Read up on rules of netball at the Netball Rules website. Find information on back pain causes at the Middle Back Pain website. For info on prevention of mumps, visit the Mumps Symptoms site.
Many children at some point in their young lives will have problems with sleeping. There's nothing more frustrating for a parent than a child who won't sleep or sleeps irregularly. Is there anything you can do? You bet!
The most common sleep problem with infants, toddlers, and preschoolers is sleep-onset association disorder sometimes accompanied by issues of parent and child sleeping together
Children who have this type of disorder just don't sleep. Parents often describe a child who insists on being nursed to sleep or on having a parent lie alongside until he or she falls asleep. Parents are often unaware that their well-meaning habits have created the difficulty.
The problem occurs when the child awakens fully if the parent or other condition he or she has learned to associate with falling asleep is not present. The child has learned to rely on the parent to fall asleep and may lack the self-soothing skills necessary to settle back into sleep independently. Sleep-onset association disorder can lead to frequent nightly arousals for both child and parent.
Management of sleep-onset association disorder involves two critical elements. First, you must gain an understanding of your child's "brain clock" or typical time of sleep onset and morning awakening. It might be helpful for you to keep a sleep log to accomplish this.
Then, you must undertake a period of training the child to shift from wake to sleep independently.

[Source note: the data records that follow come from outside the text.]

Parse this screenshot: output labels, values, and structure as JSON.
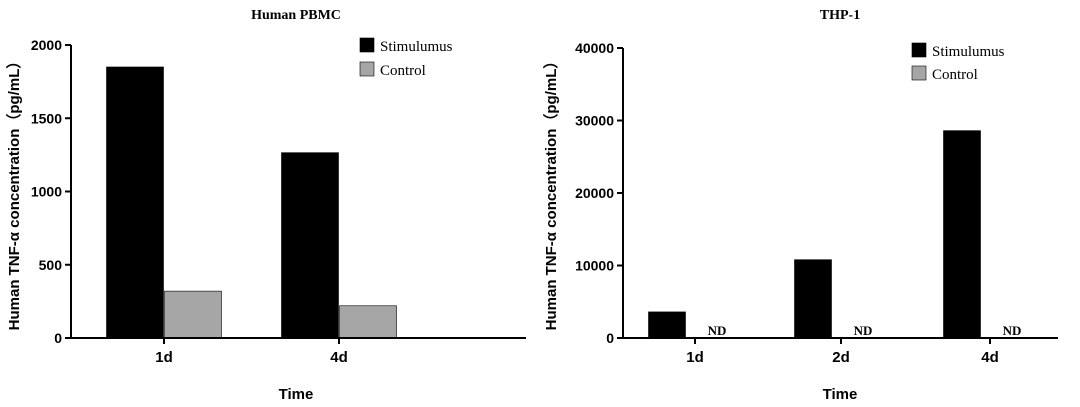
{
  "chart_data": [
    {
      "type": "bar",
      "title": "Human PBMC",
      "xlabel": "Time",
      "ylabel": "Human TNF-α concentration（pg/mL）",
      "categories": [
        "1d",
        "4d"
      ],
      "ylim": [
        0,
        2000
      ],
      "yticks": [
        0,
        500,
        1000,
        1500,
        2000
      ],
      "legend_position": "top-right",
      "series": [
        {
          "name": "Stimulumus",
          "color": "#000000",
          "values": [
            1850,
            1265
          ],
          "labels": [
            "",
            ""
          ]
        },
        {
          "name": "Control",
          "color": "#a6a6a6",
          "values": [
            320,
            220
          ],
          "labels": [
            "",
            ""
          ]
        }
      ]
    },
    {
      "type": "bar",
      "title": "THP-1",
      "xlabel": "Time",
      "ylabel": "Human TNF-α concentration（pg/mL）",
      "categories": [
        "1d",
        "2d",
        "4d"
      ],
      "ylim": [
        0,
        40000
      ],
      "yticks": [
        0,
        10000,
        20000,
        30000,
        40000
      ],
      "legend_position": "top-right",
      "series": [
        {
          "name": "Stimulumus",
          "color": "#000000",
          "values": [
            3600,
            10800,
            28600
          ],
          "labels": [
            "",
            "",
            ""
          ]
        },
        {
          "name": "Control",
          "color": "#a6a6a6",
          "values": [
            0,
            0,
            0
          ],
          "labels": [
            "ND",
            "ND",
            "ND"
          ]
        }
      ]
    }
  ]
}
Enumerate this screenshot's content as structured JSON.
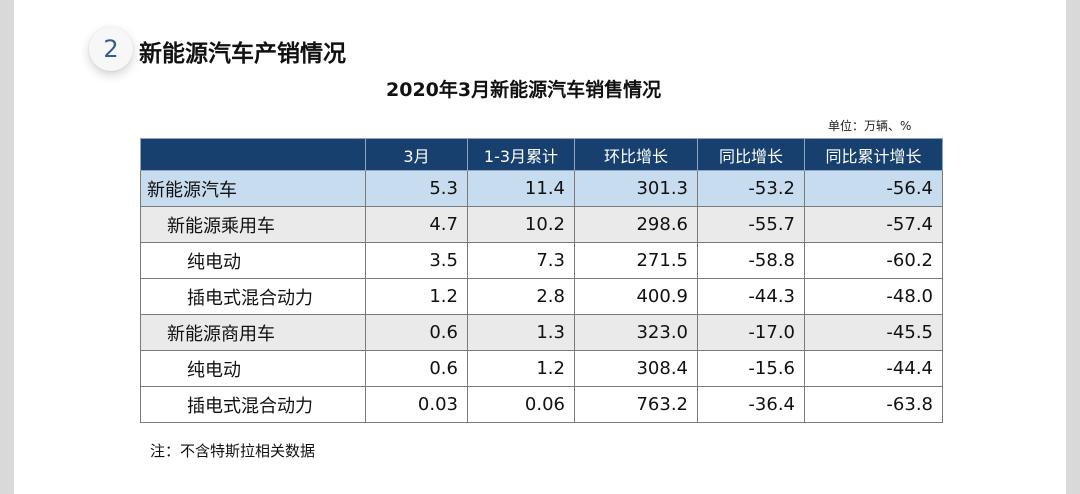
{
  "section": {
    "number": "2",
    "title": "新能源汽车产销情况"
  },
  "table_title": "2020年3月新能源汽车销售情况",
  "unit_label": "单位：万辆、%",
  "headers": [
    "",
    "3月",
    "1-3月累计",
    "环比增长",
    "同比增长",
    "同比累计增长"
  ],
  "rows": [
    {
      "name": "新能源汽车",
      "level": 1,
      "style": "hl",
      "values": [
        "5.3",
        "11.4",
        "301.3",
        "-53.2",
        "-56.4"
      ]
    },
    {
      "name": "新能源乘用车",
      "level": 2,
      "style": "sub",
      "values": [
        "4.7",
        "10.2",
        "298.6",
        "-55.7",
        "-57.4"
      ]
    },
    {
      "name": "纯电动",
      "level": 3,
      "style": "plain",
      "values": [
        "3.5",
        "7.3",
        "271.5",
        "-58.8",
        "-60.2"
      ]
    },
    {
      "name": "插电式混合动力",
      "level": 3,
      "style": "plain",
      "values": [
        "1.2",
        "2.8",
        "400.9",
        "-44.3",
        "-48.0"
      ]
    },
    {
      "name": "新能源商用车",
      "level": 2,
      "style": "sub",
      "values": [
        "0.6",
        "1.3",
        "323.0",
        "-17.0",
        "-45.5"
      ]
    },
    {
      "name": "纯电动",
      "level": 3,
      "style": "plain",
      "values": [
        "0.6",
        "1.2",
        "308.4",
        "-15.6",
        "-44.4"
      ]
    },
    {
      "name": "插电式混合动力",
      "level": 3,
      "style": "plain",
      "values": [
        "0.03",
        "0.06",
        "763.2",
        "-36.4",
        "-63.8"
      ]
    }
  ],
  "note": "注：不含特斯拉相关数据",
  "colors": {
    "header_bg": "#17406e",
    "highlight_row": "#c7dcef",
    "sub_row": "#eaeaea",
    "section_number": "#2d5f93"
  }
}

Making this transition requires that parents put the child to bed when he or she is drowsy but still awake--in other words, at a time that coincides with natural sleep onset rather than at an arbitrary hour they have chosen as bedtime.
Even when timing is optimal, most children protest when their bedtime routine is changed. Parents vary in their ability or willingness to allow their child to cry for brief intervals during this period of training. Simply allowing infants to cry themselves to sleep is unnecessary and potentially harmful, particularly in babies with daytime symptoms of separation anxiety.

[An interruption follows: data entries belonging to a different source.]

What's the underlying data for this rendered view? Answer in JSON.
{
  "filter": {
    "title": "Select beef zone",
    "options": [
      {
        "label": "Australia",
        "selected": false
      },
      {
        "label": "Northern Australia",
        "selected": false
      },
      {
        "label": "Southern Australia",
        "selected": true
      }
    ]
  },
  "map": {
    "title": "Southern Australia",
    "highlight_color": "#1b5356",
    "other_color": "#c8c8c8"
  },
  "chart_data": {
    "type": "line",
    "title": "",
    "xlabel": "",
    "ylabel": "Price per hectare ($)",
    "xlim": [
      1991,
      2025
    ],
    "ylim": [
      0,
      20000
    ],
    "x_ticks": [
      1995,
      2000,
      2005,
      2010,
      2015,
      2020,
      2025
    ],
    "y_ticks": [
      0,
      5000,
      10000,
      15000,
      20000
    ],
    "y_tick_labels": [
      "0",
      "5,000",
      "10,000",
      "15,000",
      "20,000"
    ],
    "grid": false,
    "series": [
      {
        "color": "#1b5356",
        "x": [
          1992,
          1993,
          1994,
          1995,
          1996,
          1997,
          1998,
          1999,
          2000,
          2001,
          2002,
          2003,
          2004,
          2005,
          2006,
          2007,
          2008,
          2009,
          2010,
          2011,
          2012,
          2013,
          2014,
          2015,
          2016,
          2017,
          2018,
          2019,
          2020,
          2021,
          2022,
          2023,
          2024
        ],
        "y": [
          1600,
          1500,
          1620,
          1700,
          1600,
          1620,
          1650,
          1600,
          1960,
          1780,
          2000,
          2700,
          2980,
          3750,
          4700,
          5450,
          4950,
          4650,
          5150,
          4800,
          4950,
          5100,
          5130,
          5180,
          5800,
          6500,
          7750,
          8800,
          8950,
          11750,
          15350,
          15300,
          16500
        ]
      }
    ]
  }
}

Try also using a delayed-intervention method. This only works in children older than ten months. This method gradually increases the time parents remain away from a crying child at bedtime--from several seconds to 2 minutes on the first night depending on the child and parent comfort level and up to 5 minutes on subsequent nights. When they return to the room after each interval away, parents are advised to reassure the child over the crib rail or at their bedside, without picking him or her up, and without turning on the light.
Talking in a slow, quiet voice to a child who is distressed or angry can help calm both the parent and the child. After comforting the baby for a minute or two with endearments (e.g., "I am right here with you, you are okay, sleepy baby, slow down"), the parent may need to again step out of the room while the child is still crying. Many parents find looking at a watch with a second hand during these intervals helpful, because listening to their baby cry for just 1 minute feels like an eternity to many parents.

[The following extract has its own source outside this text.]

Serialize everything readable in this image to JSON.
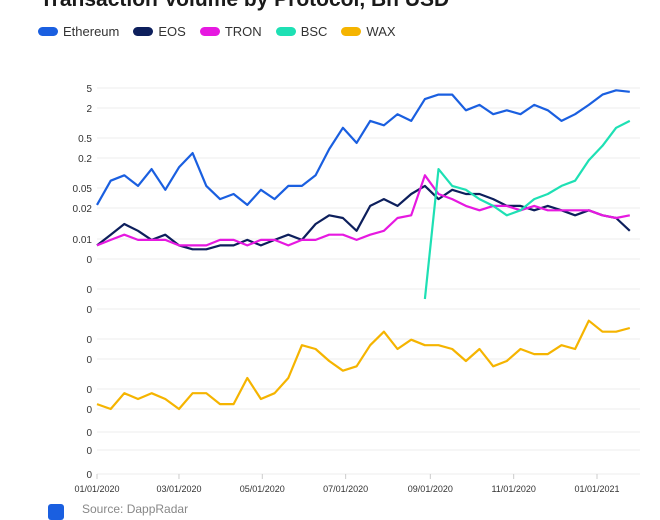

The goals are to offer nurturance, comfort, and safety; to enhance the baby's self-soothing skills; and to set a clear, consistent limit regarding sleep location, assuming the parents choose not to have the child sleep with them.
For many cultures around the globe and for many families in the United States, parents sharing their bed with their infants and children are the norm and a strongly felt personal preference. This is a sound option when both parents are agreeable to it and commonsense safety precautions are observed. Whatever the sleep location, supine sleep positioning is recommended in babies.
Nighttime snacks and drinks, with the exception of water, should be avoided, because these can exacerbate nocturnal arousals from a physiologic standpoint and negatively affect dental health.
During the middle-childhood years, short sleep requirement, sleep-onset anxiety, and obstructive sleep apnea are commonly encountered problems. In these cases, making a sleep chart is very helpful both for parent and doctors if the problem becomes persistent.